Energy & Sustainability Litigation Updates — November 2024
Regulatory Updates
Despite the recent disbandment of the SEC’s Climate & ESG Task Force, the SEC is continuing to pursue enforcement actions concerning environmental issues, including greenwashing. Notably, over the past several weeks, the SEC has fined an investment adviser $4 million for the improper labeling of ESG funds and imposed a civil penalty of $1.5 million on a manufacturer for inaccurate statements regarding the recyclability of its products.
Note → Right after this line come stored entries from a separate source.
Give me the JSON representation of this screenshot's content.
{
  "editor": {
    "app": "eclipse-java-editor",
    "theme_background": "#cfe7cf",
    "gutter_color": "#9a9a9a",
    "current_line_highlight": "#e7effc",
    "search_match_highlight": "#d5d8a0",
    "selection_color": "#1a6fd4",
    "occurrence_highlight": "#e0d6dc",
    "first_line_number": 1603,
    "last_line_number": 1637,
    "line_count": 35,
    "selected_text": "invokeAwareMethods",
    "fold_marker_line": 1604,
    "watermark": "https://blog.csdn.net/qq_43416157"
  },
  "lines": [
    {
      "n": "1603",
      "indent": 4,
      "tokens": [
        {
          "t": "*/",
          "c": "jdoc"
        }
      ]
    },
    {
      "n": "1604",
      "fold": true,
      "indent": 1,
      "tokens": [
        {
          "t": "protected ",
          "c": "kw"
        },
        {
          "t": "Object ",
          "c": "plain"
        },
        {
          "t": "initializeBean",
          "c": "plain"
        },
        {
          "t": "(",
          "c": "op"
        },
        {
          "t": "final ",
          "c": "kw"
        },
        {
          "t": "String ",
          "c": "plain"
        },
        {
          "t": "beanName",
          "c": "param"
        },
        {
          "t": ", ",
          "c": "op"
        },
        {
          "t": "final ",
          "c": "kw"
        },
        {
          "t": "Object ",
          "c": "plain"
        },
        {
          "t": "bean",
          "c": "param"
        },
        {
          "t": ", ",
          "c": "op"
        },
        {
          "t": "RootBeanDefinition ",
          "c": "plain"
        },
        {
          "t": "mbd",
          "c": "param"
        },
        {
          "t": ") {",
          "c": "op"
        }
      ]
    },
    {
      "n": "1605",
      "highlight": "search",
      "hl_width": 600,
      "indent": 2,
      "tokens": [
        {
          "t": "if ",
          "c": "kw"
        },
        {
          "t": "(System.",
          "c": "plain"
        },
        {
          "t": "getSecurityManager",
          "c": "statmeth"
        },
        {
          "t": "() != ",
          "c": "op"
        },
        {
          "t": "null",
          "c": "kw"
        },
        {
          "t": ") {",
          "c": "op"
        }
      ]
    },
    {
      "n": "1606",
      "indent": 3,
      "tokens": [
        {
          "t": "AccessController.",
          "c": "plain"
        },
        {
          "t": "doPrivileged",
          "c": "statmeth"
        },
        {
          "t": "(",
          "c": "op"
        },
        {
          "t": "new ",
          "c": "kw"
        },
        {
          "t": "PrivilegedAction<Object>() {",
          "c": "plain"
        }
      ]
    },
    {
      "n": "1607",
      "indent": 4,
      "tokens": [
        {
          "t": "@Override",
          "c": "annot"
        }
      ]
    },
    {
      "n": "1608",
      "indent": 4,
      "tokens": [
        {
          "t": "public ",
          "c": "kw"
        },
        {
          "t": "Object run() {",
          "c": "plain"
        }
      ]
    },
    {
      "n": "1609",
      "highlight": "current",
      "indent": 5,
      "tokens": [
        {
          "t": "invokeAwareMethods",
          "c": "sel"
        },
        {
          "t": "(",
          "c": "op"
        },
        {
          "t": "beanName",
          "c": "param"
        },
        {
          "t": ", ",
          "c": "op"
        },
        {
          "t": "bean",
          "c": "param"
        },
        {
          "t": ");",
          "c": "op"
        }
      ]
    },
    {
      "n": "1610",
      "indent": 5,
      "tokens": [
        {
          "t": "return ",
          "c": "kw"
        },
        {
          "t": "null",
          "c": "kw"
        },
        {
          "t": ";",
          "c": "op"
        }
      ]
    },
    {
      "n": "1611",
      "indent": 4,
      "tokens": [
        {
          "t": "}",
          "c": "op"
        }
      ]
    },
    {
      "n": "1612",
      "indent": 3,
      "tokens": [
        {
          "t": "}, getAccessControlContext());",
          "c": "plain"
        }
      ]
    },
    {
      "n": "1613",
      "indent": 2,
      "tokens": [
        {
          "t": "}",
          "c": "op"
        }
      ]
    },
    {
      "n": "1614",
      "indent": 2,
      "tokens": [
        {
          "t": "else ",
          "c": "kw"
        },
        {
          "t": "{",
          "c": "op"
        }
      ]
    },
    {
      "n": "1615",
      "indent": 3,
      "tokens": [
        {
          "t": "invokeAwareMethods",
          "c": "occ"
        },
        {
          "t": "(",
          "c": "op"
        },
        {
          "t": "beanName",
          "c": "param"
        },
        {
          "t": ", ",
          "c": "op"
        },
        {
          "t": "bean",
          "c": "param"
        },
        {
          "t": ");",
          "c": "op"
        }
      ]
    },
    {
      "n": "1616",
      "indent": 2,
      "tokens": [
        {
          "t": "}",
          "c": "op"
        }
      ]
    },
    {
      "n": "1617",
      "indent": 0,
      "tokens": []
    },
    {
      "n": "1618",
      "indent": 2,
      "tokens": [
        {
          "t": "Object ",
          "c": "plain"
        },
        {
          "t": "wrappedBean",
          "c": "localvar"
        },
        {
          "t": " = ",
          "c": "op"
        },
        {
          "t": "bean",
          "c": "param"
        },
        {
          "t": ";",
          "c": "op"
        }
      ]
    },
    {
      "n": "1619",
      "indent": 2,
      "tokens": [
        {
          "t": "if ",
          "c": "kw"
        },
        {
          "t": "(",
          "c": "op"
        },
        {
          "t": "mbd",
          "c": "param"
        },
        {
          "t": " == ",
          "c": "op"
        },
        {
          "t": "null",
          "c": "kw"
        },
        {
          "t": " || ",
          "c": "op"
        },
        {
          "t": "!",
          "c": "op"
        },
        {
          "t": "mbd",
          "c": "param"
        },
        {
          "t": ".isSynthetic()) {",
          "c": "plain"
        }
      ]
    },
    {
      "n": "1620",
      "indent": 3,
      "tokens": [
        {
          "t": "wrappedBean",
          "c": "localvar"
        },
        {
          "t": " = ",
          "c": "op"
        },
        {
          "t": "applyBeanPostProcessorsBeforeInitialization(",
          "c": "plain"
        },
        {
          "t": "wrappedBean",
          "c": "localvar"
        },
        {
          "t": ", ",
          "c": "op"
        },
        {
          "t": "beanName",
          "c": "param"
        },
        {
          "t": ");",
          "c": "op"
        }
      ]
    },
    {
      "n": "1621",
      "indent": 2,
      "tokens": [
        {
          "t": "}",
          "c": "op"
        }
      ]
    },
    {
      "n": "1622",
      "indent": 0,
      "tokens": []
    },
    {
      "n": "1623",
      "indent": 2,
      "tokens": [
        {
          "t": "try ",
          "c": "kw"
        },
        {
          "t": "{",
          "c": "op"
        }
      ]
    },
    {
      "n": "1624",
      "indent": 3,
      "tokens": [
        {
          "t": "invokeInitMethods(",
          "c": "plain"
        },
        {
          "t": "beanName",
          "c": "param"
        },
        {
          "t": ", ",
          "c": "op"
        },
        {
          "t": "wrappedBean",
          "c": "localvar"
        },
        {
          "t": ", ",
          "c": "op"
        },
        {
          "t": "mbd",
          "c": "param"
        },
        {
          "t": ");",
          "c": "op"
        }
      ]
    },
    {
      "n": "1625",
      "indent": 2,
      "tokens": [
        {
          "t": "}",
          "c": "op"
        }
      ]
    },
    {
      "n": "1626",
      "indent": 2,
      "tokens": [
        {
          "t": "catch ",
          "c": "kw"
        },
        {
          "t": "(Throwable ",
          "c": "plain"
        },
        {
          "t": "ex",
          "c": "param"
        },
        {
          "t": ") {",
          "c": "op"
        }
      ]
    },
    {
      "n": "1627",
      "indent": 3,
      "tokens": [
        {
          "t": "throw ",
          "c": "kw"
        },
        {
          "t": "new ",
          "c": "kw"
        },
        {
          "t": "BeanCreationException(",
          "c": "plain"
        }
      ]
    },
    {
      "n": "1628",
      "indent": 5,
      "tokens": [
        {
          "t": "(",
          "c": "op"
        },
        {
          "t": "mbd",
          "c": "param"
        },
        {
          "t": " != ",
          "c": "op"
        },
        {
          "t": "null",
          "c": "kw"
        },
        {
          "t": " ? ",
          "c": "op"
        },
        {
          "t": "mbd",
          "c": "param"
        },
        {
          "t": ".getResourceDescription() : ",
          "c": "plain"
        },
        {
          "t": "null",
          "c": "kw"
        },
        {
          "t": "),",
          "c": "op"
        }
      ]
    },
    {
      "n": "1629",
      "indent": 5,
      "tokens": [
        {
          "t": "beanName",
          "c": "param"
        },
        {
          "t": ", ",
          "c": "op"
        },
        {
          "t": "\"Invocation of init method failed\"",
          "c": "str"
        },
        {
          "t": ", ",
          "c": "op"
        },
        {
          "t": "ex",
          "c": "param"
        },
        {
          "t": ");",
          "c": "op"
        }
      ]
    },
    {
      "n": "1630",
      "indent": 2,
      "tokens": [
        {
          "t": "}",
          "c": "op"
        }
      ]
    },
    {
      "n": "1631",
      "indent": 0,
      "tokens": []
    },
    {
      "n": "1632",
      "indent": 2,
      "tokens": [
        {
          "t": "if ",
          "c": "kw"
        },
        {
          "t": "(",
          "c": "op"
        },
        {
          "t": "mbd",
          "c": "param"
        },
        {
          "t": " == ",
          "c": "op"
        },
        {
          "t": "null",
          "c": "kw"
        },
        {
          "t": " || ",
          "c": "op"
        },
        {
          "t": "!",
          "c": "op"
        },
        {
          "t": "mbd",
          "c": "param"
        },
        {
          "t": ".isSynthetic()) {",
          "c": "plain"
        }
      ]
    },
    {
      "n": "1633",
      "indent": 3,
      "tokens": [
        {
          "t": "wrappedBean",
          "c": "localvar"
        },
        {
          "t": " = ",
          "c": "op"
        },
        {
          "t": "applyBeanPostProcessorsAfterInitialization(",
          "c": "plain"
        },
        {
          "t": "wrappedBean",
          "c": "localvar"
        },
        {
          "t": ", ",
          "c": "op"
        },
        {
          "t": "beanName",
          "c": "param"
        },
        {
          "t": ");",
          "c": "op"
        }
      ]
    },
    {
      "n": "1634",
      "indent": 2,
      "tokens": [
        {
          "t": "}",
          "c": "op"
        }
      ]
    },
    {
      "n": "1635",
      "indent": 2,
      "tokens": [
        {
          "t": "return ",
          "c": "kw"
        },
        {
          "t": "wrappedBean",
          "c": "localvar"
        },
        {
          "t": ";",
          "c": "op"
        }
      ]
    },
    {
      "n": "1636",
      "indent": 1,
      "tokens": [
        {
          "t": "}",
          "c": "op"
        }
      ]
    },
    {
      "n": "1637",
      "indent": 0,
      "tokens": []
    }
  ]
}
Significantly, with respect to the enforcement action against the investment adviser, the SEC noted that the reliance of the investment adviser on two third-party vendors to screen its investments was insufficient — greater diligence was required.
California Governor Newsom has signed S.B. 219, which does not extend the deadlines for compliance with California’s climate disclosure regulation, although it does afford the state agency tasked with promulgating the regulations an additional six months to do so. (The California legislature rejected Governor Newsom’s suggestion to delay compliance for two years.) Unless the California climate disclosure law is successfully challenged or otherwise stayed by the courts (and it should be noted that a challenge is pending), the companies subject to its requirements will have to comply in 2026.
Litigation Updates
The Hawaii Supreme Court recently issued a decision that the insurance policies purchased by fossil fuel companies in Hawaii would not provide coverage for climate change damages attributable to greenhouse gas emissions. Specifically, the court ruled that greenhouse gas emissions “are ‘pollutants’ under the insurance policies’ pollution exclusion clause.” This holding, while limited to the specific insurance contracts at issues, makes it less likely that fossil fuel companies will be able to rely upon insurance coverage to address the array of proliferating lawsuits claiming damages attributable to climate change and greenhouse gas emissions.
This past August, a federal district court in Missouri had issued a ruling barring the recent anti-ESG rules Missouri had enacted that prohibited investment advisers from utilizing ESG factors when making investment decisions (absent the express written consent of the client). As expected, the Missouri attorney general appealed that decision shortly thereafter. However, Missouri has now abandoned that appeal, which effectively dooms the anti-ESG rules previously championed by Missouri (but also avoids the prospect of a sweeping ruling by the Eighth Circuit Court of Appeals that could impact other potential legislative and regulatory activity).